— Может, нам повезет.
Нам не повезло. Мы не увидели никакой живности, кроме коз и кур. Машин становилось все меньше. Отъехав миль на пятьдесят от Обахмы, мы свернули на проселочную дорогу. Машину болтало из стороны в сторону, за нами тянулся шлейф красной пыли. Затем от дороги остались две колеи, между которыми росла трава.
— Ты знаешь, куда мы едем? — спросил Шартелль.
— Конечно знаю, са. Уже недалеко.
— Если не считать тех шестидесяти миль, что мы уже проехали, — пробурчал я.
Домов или хижин я, однако не заметил. Начали появляться люди. Они махали нам руками. Уильям в ответ нажимал на клаксон. Первым зданием, которое мы увидели, был магазин, построенный у самой колеи. Уильям заглушил мотор.
— Я куплю подарок для деревни.
— Это обычай?
— Да, са.
— Мы тоже купим подарки. У вас есть деньги, Пит?
Я дал Уильяму два фунта. Он вернулся с пачками печенья, сигарет и нюхательного табака, банками консервов, конфетами и маленькой бутылкой виски.
— Зачем виски? — спросил Шартелль.
— Для старосты деревни, са.
— Он любит джин?
— Очень любит.
— Отнеси виски назад и поменяй на сладости. Мы пожертвуем пару бутылок джина из тех, что подарил нам Иль.
От магазина до деревни Корийду мы добрались быстро. Там уже знали, что Уильям едет за рулем красивой машины и везет двух белых. Они вышли нам навстречу, все семьдесят, считая детей и собак. За квадратными, крытыми дранкой, с обмазанными глиной стенами, домами виднелись постройки, похожие на амбары. Вероятно, там хранили зерно, если только его сеяли и убирали. Улицу покрывал толстый слой пыли. Уильям остановил «хамбер» и вылез из кабины. Его обнял старик, затем один за другим несколько мужчин помоложе. Он отвечал на вопросы, задавал их, улыбался, смеялся, махал руками.

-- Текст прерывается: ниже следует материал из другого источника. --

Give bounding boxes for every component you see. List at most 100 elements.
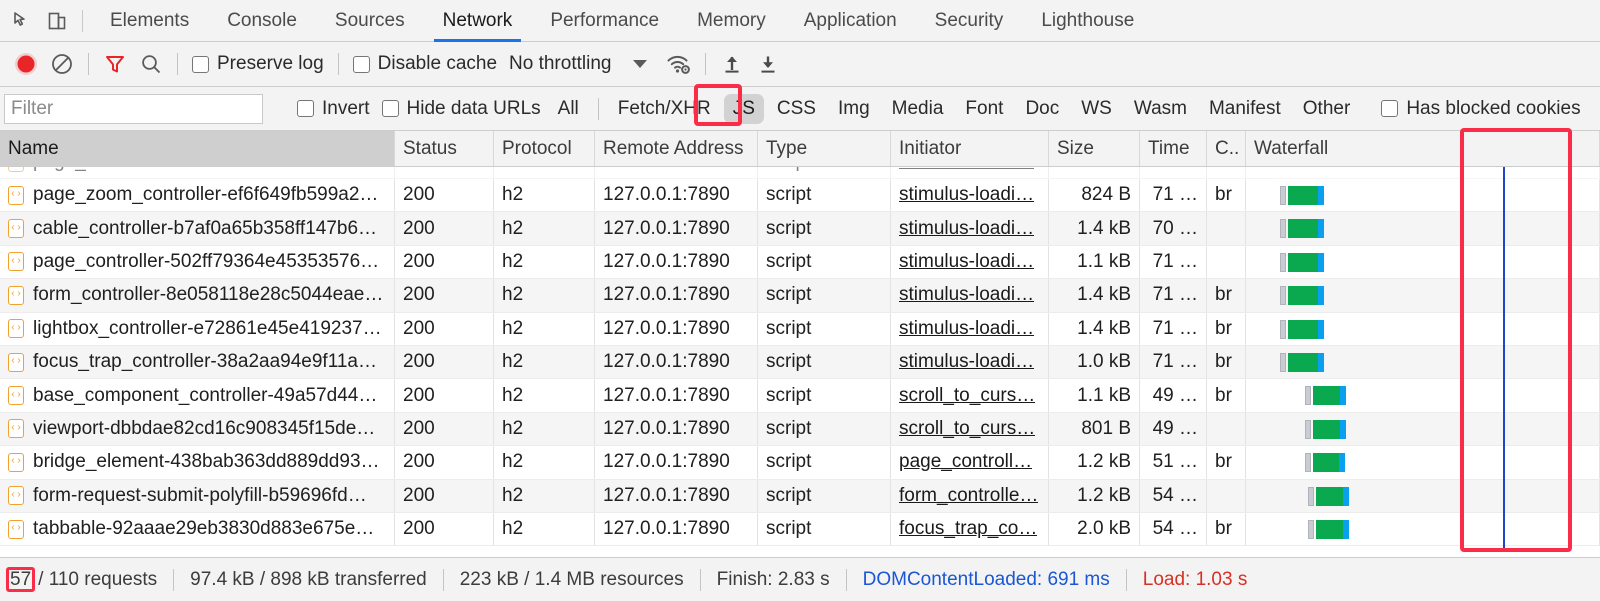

То же делали его родственники и друзья. Шартелль и я стояли у машины и наблюдали. Когда стало слишком жарко, мы перешли в тень пальм. Уильям подбежал к нам и попросил пройти с ним. Он ввел нас в самый большой дом. Внутри было прохладнее. Остальные жители деревни последовали за нами.
Три стула стояли на возвышении, и старик, который первым обнял Уильяма, предложил мне и Шартеллю занять два из них. Сам он сел посередине. Уильям сбегал к машине и принес подарки, не забыв прихватить две бутылки джина. Произнес короткую речь на диалекте и вручил старику обе бутылки. Восторги, вызванные дорогим подарком, не утихали с четверть часа. Затем старик протянул нам две бутылки без этикеток. Шартелль встал и в ответном пятиминутном слове поблагодарил хозяев от имени Соединенных Штатов, Линдона Джонсона, вождя Акомоло, партии, Падрейка Даффи, Анны Кидд, вдовы Клод, себя и меня. Коснулся он также важных обязанностей, выполнение которых возложено в Убондо на Уильяма. Он сел под громовые овации.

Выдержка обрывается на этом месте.